China Suspends Social Media Accounts of COVID-19 Policy Critics

China Suspends Social Media Accounts of COVID-19 Policy Critics
Medical workers and elderly patients at an emergency hall in a hospital in Beijing on Jan. 7, 2023. (Andy Wong/AP Photo)

BEIJING—China has suspended or closed the social media accounts of more than 1,000 critics of the regime’s policies on the COVID-19 outbreak, as the country moves to roll back harsh anti-virus restrictions.

The popular Sina Weibo social media platform said it had addressed 12,854 violations including attacks on experts, scholars, and medical workers and issued temporary or permanent bans on 1,120 accounts.

The Chinese Communist Party (CCP) allows no direct criticism of its tough lockdowns, quarantine measures, and mass testing, almost all of which it abruptly abandoned last month.

Criticism has largely focused on heavy-handed enforcement of regulations, including open-ended travel restrictions that saw people confined to their homes for weeks, sometimes sealed inside without adequate food or medical care. Anger was also vented over the requirement that anyone who potentially tested positive or had been in contact with such a person be confined for observation in a field hospital, where overcrowding, poor food and hygiene were commonly cited.

The social and economic costs eventually prompted rare street protests in Beijing and other cities, possibly influencing the CCP’s decision to swiftly ease the strictest measures.

As part of the latest changes, the Chinese regime will no longer bring criminal charges against people accused of violating border quarantine regulations, according to a notice issued by five of the regime’s departments on Saturday.

Individuals currently in custody will be released and seized assets returned, the notice said.

China is now facing a surge in cases and hospitalizations in major cities and is bracing for a further spread into less developed areas with the start of the Lunar New Year travel rush, set to get underway in coming days. While international flights are still reduced, authorities say they expect domestic rail and air journeys will double over the same period last year, bringing overall numbers close to those of the 2019 holiday period before the pandemic hit.

The Transportation Ministry on Friday called on travelers to reduce trips and gatherings, particularly if they involve elderly people, pregnant women, small children, and those with underlying conditions.

People using public transport are also urged to wear masks and pay special attention to their health and personal hygiene, Vice Minister Xu Chengguang told reporters at a briefing.

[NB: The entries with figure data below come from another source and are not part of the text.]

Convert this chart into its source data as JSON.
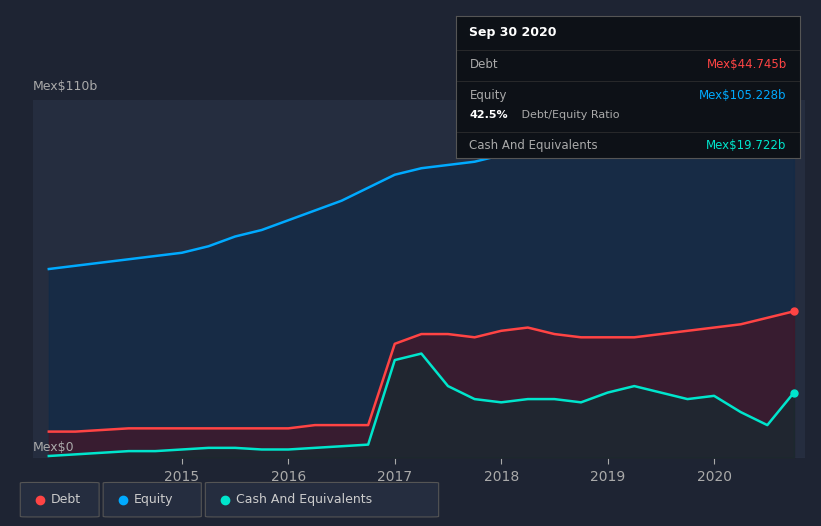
{
  "background_color": "#1e2433",
  "plot_bg_color": "#252d3f",
  "ylabel_top": "Mex$110b",
  "ylabel_bottom": "Mex$0",
  "x_ticks": [
    2015,
    2016,
    2017,
    2018,
    2019,
    2020
  ],
  "y_min": 0,
  "y_max": 110,
  "equity_color": "#00aaff",
  "debt_color": "#ff4444",
  "cash_color": "#00e5cc",
  "grid_color": "#2e3650",
  "tooltip": {
    "bg": "#0d1117",
    "border": "#555555",
    "title": "Sep 30 2020",
    "debt_label": "Debt",
    "debt_value": "Mex$44.745b",
    "equity_label": "Equity",
    "equity_value": "Mex$105.228b",
    "ratio_bold": "42.5%",
    "ratio_rest": " Debt/Equity Ratio",
    "cash_label": "Cash And Equivalents",
    "cash_value": "Mex$19.722b"
  },
  "legend": [
    {
      "label": "Debt",
      "color": "#ff4444"
    },
    {
      "label": "Equity",
      "color": "#00aaff"
    },
    {
      "label": "Cash And Equivalents",
      "color": "#00e5cc"
    }
  ],
  "equity_data": {
    "x": [
      2013.75,
      2014.0,
      2014.25,
      2014.5,
      2014.75,
      2015.0,
      2015.25,
      2015.5,
      2015.75,
      2016.0,
      2016.25,
      2016.5,
      2016.75,
      2017.0,
      2017.25,
      2017.5,
      2017.75,
      2018.0,
      2018.25,
      2018.5,
      2018.75,
      2019.0,
      2019.25,
      2019.5,
      2019.75,
      2020.0,
      2020.25,
      2020.5,
      2020.75
    ],
    "y": [
      58,
      59,
      60,
      61,
      62,
      63,
      65,
      68,
      70,
      73,
      76,
      79,
      83,
      87,
      89,
      90,
      91,
      93,
      94,
      95,
      96,
      98,
      100,
      103,
      106,
      108,
      106,
      104,
      105
    ]
  },
  "debt_data": {
    "x": [
      2013.75,
      2014.0,
      2014.25,
      2014.5,
      2014.75,
      2015.0,
      2015.25,
      2015.5,
      2015.75,
      2016.0,
      2016.25,
      2016.5,
      2016.75,
      2017.0,
      2017.25,
      2017.5,
      2017.75,
      2018.0,
      2018.25,
      2018.5,
      2018.75,
      2019.0,
      2019.25,
      2019.5,
      2019.75,
      2020.0,
      2020.25,
      2020.5,
      2020.75
    ],
    "y": [
      8,
      8,
      8.5,
      9,
      9,
      9,
      9,
      9,
      9,
      9,
      10,
      10,
      10,
      35,
      38,
      38,
      37,
      39,
      40,
      38,
      37,
      37,
      37,
      38,
      39,
      40,
      41,
      43,
      45
    ]
  },
  "cash_data": {
    "x": [
      2013.75,
      2014.0,
      2014.25,
      2014.5,
      2014.75,
      2015.0,
      2015.25,
      2015.5,
      2015.75,
      2016.0,
      2016.25,
      2016.5,
      2016.75,
      2017.0,
      2017.25,
      2017.5,
      2017.75,
      2018.0,
      2018.25,
      2018.5,
      2018.75,
      2019.0,
      2019.25,
      2019.5,
      2019.75,
      2020.0,
      2020.25,
      2020.5,
      2020.75
    ],
    "y": [
      0.5,
      1,
      1.5,
      2,
      2,
      2.5,
      3,
      3,
      2.5,
      2.5,
      3,
      3.5,
      4,
      30,
      32,
      22,
      18,
      17,
      18,
      18,
      17,
      20,
      22,
      20,
      18,
      19,
      14,
      10,
      20
    ]
  }
}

Nonetheless, the CCP is forging ahead with a plan to end mandatory quarantines for people arriving from abroad beginning on Sunday.

Beijing hospital
A man (R) browses his smartphone on a bench as an elderly patient is wheeled to an emergency hall in a hospital in Beijing on Jan. 7, 2023. (Andy Wong/AP Photo)

Beijing also plans to drop a requirement for students at city schools to have a negative COVID-19 test to enter campus when classes resume Feb. 13 after the holiday break. While schools will be allowed to move classes online in the event of new outbreaks, they must return to in-person instruction as soon as possible, the city education bureau said in a statement Friday.

However, the end to mass testing, a highly limited amount of basic data such as the number of deaths, infections, and severe cases, and the potential emergence of new variants have prompted governments elsewhere to institute virus testing requirements for travelers from China.

The World Health Organization has also expressed concern about the lack of data from China, while the United States is requiring a negative test result for travelers from China within 48 hours of departure.

The CCP has said the testing requirements being imposed by foreign governments—most recently Germany and Sweden—aren’t science-based and has threatened unspecified countermeasures. Its spokespeople have said the situation is under control, and reject accusations of a lack of preparation for reopening.

Meanwhile, Hong Kong also reopened some of its border crossings with mainland China on Sunday and allows tens of thousands of people to cross every day without being quarantined.

Hong Kong has been hard-hit by the virus and its land and sea border checkpoints with the mainland have been largely closed for almost three years.